Ekonomik İşbirliği ve Kalkınma Örgütü (OECD), Türkiye'nin 2011-2017 yılları arasında kaydedeceği yıllık ortalama yüzde 6.7'lik büyümeyle üye ülkeler arasında ilk sırada yer alacağı tahmininde bulundu.
Ekonomik Görünüm Raporu'nun Kasım güncellemesi Paris'te düzenlenen bir basın toplantısıyla açıklandı. Raporda Türkiye'nin GSYİH'sında gelecek yıl yüzde 3.7, 2011'de ise yüzde 4.6 büyüme gerçekleşmesi öngörüldü.
Raporun Türkiye ile ilgili bölümünde dört çeyrek süren küçülmenin güçlü bir geri sekmeyle 2009'un ikinci çeyreğinde sona erdiği belirtildi.
BÜYÜME ORANINDA TÜRKİYE AB ÜLKELERİNDEN ÖNDE
Raporda yer alan "Stilize edilmiş orta vadeli senaryonun makroekonomik özeti" başlıklı bir tabloda OECD ülkelerinin 2011-2017 yılları arasındaki altı yıl için öngörülen yıllık büyüme oranları listelendi. Buna göre Türkiye sağlayacağı yıllık ortalama yüzde 6.7'lik büyüme oranıyla, tüm OECD ülkeleri arasında ilk sırada yer aldı. Yıllık ortalama kalkınma hızları itibarıyla ülkeler şöyle sıralandı:
1.Türkiye (yüzde 6.7)
2. Lüksemburg (yüzde 5)
3.Slovak Cumhuriyeti (yüzde 4.9)
4. Macaristan (yüzde 4.7)
5. Kore (yüzde 4.5)
6. Çek Cumhuriyeti (yüzde 4.1)
7.Avustralya (yüzde 3.9)
8.Meksika (yüzde 3.8)
9. Yunanistan (yüzde 3.6)
10.Norveç (yüzde 3.5)
11. Finlandiya (yüzde 3.2)
12. İngiltere,
22. Fransa,
23. Almanya (yüzde 1.6)
24. Hollanda (yüzde 2)
26. Japonya (yüzde 1.2)
TÜRKİYE'NİN FİNANSAL YAPISI SAĞLAM
Türkiye'nin beklenenden daha çabuk olarak toparlandığı belirtilen rapora göre büyümenin sebepleri şöyle sıralanıyor:
Sermaye akışları kriz esnasında azaldı ancak küçük açık, ülkeye dönen Türk fonları tarafından kolaylıkla finanse edildi.
Risk primi ve reel faiz oranlarındaki hızlı düşüş, toparlanmada güçlü destek konumunda.
Merkez Bankası'nın faiz oranlarını Ekim 2008'de yüzde 19.75'den Ekim 2009'daki yüzde 9.25 oranına indirmesi, güçlenen yatırımcı güveni tarafından desteklendi.

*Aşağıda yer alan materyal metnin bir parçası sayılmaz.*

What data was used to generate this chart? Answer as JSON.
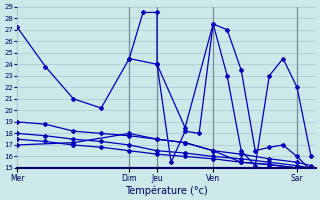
{
  "title": "Température (°c)",
  "background_color": "#cce8e8",
  "grid_color": "#aabccc",
  "line_color": "#0000bb",
  "ylim": [
    15,
    29
  ],
  "yticks": [
    15,
    16,
    17,
    18,
    19,
    20,
    21,
    22,
    23,
    24,
    25,
    26,
    27,
    28,
    29
  ],
  "xlim": [
    0,
    1
  ],
  "day_positions": [
    0.0,
    0.375,
    0.468,
    0.656,
    0.937
  ],
  "day_labels": [
    "Mer",
    "Dim",
    "Jeu",
    "Ven",
    "Sar"
  ],
  "series": [
    [
      [
        0.0,
        27.2
      ],
      [
        0.094,
        23.8
      ],
      [
        0.188,
        21.0
      ],
      [
        0.281,
        20.2
      ],
      [
        0.375,
        24.5
      ],
      [
        0.421,
        28.5
      ],
      [
        0.468,
        28.5
      ],
      [
        0.468,
        24.0
      ],
      [
        0.515,
        15.5
      ],
      [
        0.562,
        18.2
      ],
      [
        0.609,
        18.0
      ],
      [
        0.656,
        27.5
      ],
      [
        0.703,
        27.0
      ],
      [
        0.75,
        23.5
      ],
      [
        0.797,
        16.5
      ],
      [
        0.844,
        16.8
      ],
      [
        0.89,
        17.0
      ],
      [
        0.937,
        16.0
      ],
      [
        0.984,
        14.8
      ]
    ],
    [
      [
        0.0,
        19.0
      ],
      [
        0.094,
        18.8
      ],
      [
        0.188,
        18.2
      ],
      [
        0.281,
        18.0
      ],
      [
        0.375,
        17.8
      ],
      [
        0.468,
        17.5
      ],
      [
        0.562,
        17.2
      ],
      [
        0.656,
        16.5
      ],
      [
        0.75,
        16.2
      ],
      [
        0.844,
        15.8
      ],
      [
        0.937,
        15.5
      ],
      [
        0.984,
        15.2
      ]
    ],
    [
      [
        0.0,
        18.0
      ],
      [
        0.094,
        17.8
      ],
      [
        0.188,
        17.5
      ],
      [
        0.281,
        17.3
      ],
      [
        0.375,
        17.0
      ],
      [
        0.468,
        16.5
      ],
      [
        0.562,
        16.3
      ],
      [
        0.656,
        16.0
      ],
      [
        0.75,
        15.8
      ],
      [
        0.844,
        15.5
      ],
      [
        0.937,
        15.2
      ],
      [
        0.984,
        15.0
      ]
    ],
    [
      [
        0.0,
        17.5
      ],
      [
        0.094,
        17.3
      ],
      [
        0.188,
        17.0
      ],
      [
        0.281,
        16.8
      ],
      [
        0.375,
        16.5
      ],
      [
        0.468,
        16.2
      ],
      [
        0.562,
        16.0
      ],
      [
        0.656,
        15.8
      ],
      [
        0.75,
        15.5
      ],
      [
        0.844,
        15.3
      ],
      [
        0.937,
        15.0
      ]
    ],
    [
      [
        0.0,
        17.0
      ],
      [
        0.188,
        17.2
      ],
      [
        0.375,
        18.0
      ],
      [
        0.468,
        17.5
      ],
      [
        0.562,
        17.2
      ],
      [
        0.656,
        16.5
      ],
      [
        0.75,
        15.5
      ],
      [
        0.844,
        15.3
      ],
      [
        0.937,
        15.0
      ]
    ],
    [
      [
        0.375,
        24.5
      ],
      [
        0.468,
        24.0
      ],
      [
        0.562,
        18.5
      ],
      [
        0.656,
        27.5
      ],
      [
        0.703,
        23.0
      ],
      [
        0.75,
        16.5
      ],
      [
        0.797,
        15.2
      ],
      [
        0.844,
        23.0
      ],
      [
        0.89,
        24.5
      ],
      [
        0.937,
        22.0
      ],
      [
        0.984,
        16.0
      ]
    ]
  ]
}
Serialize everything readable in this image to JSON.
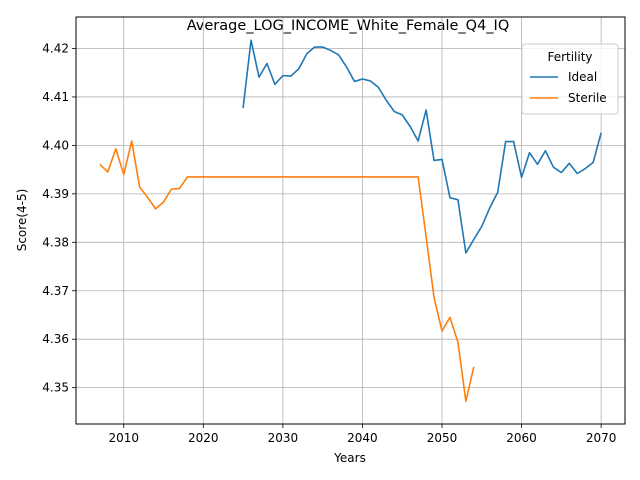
{
  "chart_data": {
    "type": "line",
    "title": "Average_LOG_INCOME_White_Female_Q4_IQ",
    "xlabel": "Years",
    "ylabel": "Score(4-5)",
    "xlim": [
      2004,
      2073
    ],
    "ylim": [
      4.3425,
      4.4265
    ],
    "xticks": [
      2010,
      2020,
      2030,
      2040,
      2050,
      2060,
      2070
    ],
    "yticks": [
      4.35,
      4.36,
      4.37,
      4.38,
      4.39,
      4.4,
      4.41,
      4.42
    ],
    "xtick_labels": [
      "2010",
      "2020",
      "2030",
      "2040",
      "2050",
      "2060",
      "2070"
    ],
    "ytick_labels": [
      "4.35",
      "4.36",
      "4.37",
      "4.38",
      "4.39",
      "4.40",
      "4.41",
      "4.42"
    ],
    "grid": true,
    "legend": {
      "title": "Fertility",
      "placement": "top-right"
    },
    "series": [
      {
        "name": "Ideal",
        "color": "#1f77b4",
        "x": [
          2025,
          2026,
          2027,
          2028,
          2029,
          2030,
          2031,
          2032,
          2033,
          2034,
          2035,
          2036,
          2037,
          2038,
          2039,
          2040,
          2041,
          2042,
          2043,
          2044,
          2045,
          2046,
          2047,
          2048,
          2049,
          2050,
          2051,
          2052,
          2053,
          2054,
          2055,
          2056,
          2057,
          2058,
          2059,
          2060,
          2061,
          2062,
          2063,
          2064,
          2065,
          2066,
          2067,
          2068,
          2069,
          2070
        ],
        "y": [
          4.4077,
          4.4217,
          4.4141,
          4.4169,
          4.4126,
          4.4144,
          4.4143,
          4.4158,
          4.4189,
          4.4203,
          4.4203,
          4.4196,
          4.4187,
          4.4162,
          4.4132,
          4.4137,
          4.4133,
          4.412,
          4.4093,
          4.407,
          4.4063,
          4.4039,
          4.4009,
          4.4073,
          4.3969,
          4.3971,
          4.3892,
          4.3888,
          4.3778,
          4.3806,
          4.3833,
          4.3871,
          4.3903,
          4.4008,
          4.4008,
          4.3934,
          4.3985,
          4.3961,
          4.3989,
          4.3955,
          4.3944,
          4.3963,
          4.3942,
          4.3952,
          4.3965,
          4.4026
        ]
      },
      {
        "name": "Sterile",
        "color": "#ff7f0e",
        "x": [
          2007,
          2008,
          2009,
          2010,
          2011,
          2012,
          2013,
          2014,
          2015,
          2016,
          2017,
          2018,
          2019,
          2020,
          2025,
          2030,
          2035,
          2040,
          2045,
          2047,
          2048,
          2049,
          2050,
          2051,
          2052,
          2053,
          2054
        ],
        "y": [
          4.3961,
          4.3945,
          4.3993,
          4.394,
          4.4009,
          4.3914,
          4.3893,
          4.3869,
          4.3883,
          4.391,
          4.3911,
          4.3935,
          4.3935,
          4.3935,
          4.3935,
          4.3935,
          4.3935,
          4.3935,
          4.3935,
          4.3935,
          4.3812,
          4.3686,
          4.3617,
          4.3645,
          4.3594,
          4.3472,
          4.3543
        ]
      }
    ]
  }
}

Sonuç olarak iç finansal koşullar önemli ölçüde iyileşti.
Hükümet kâğıtlarının gösterge kazançları 30 yıldan bu yana ilk kez Ağustos'ta tek haneli rakamlara düştü, Ekim'de ise daha da düşerek yüzde 8'lerin altına indi.
Bankalar piyasa payı için rekabet ediyorlardı ve kredi oranlarını düşürmeye, rahat kredi koşulları oluşturmaya başladılar. Ticari ve hanehalkına yönelik krediler yavaş da olsa büyümeye başladı. Ancak iş âleminin yatırım kredileri için talebi kısmen zayıf durumda.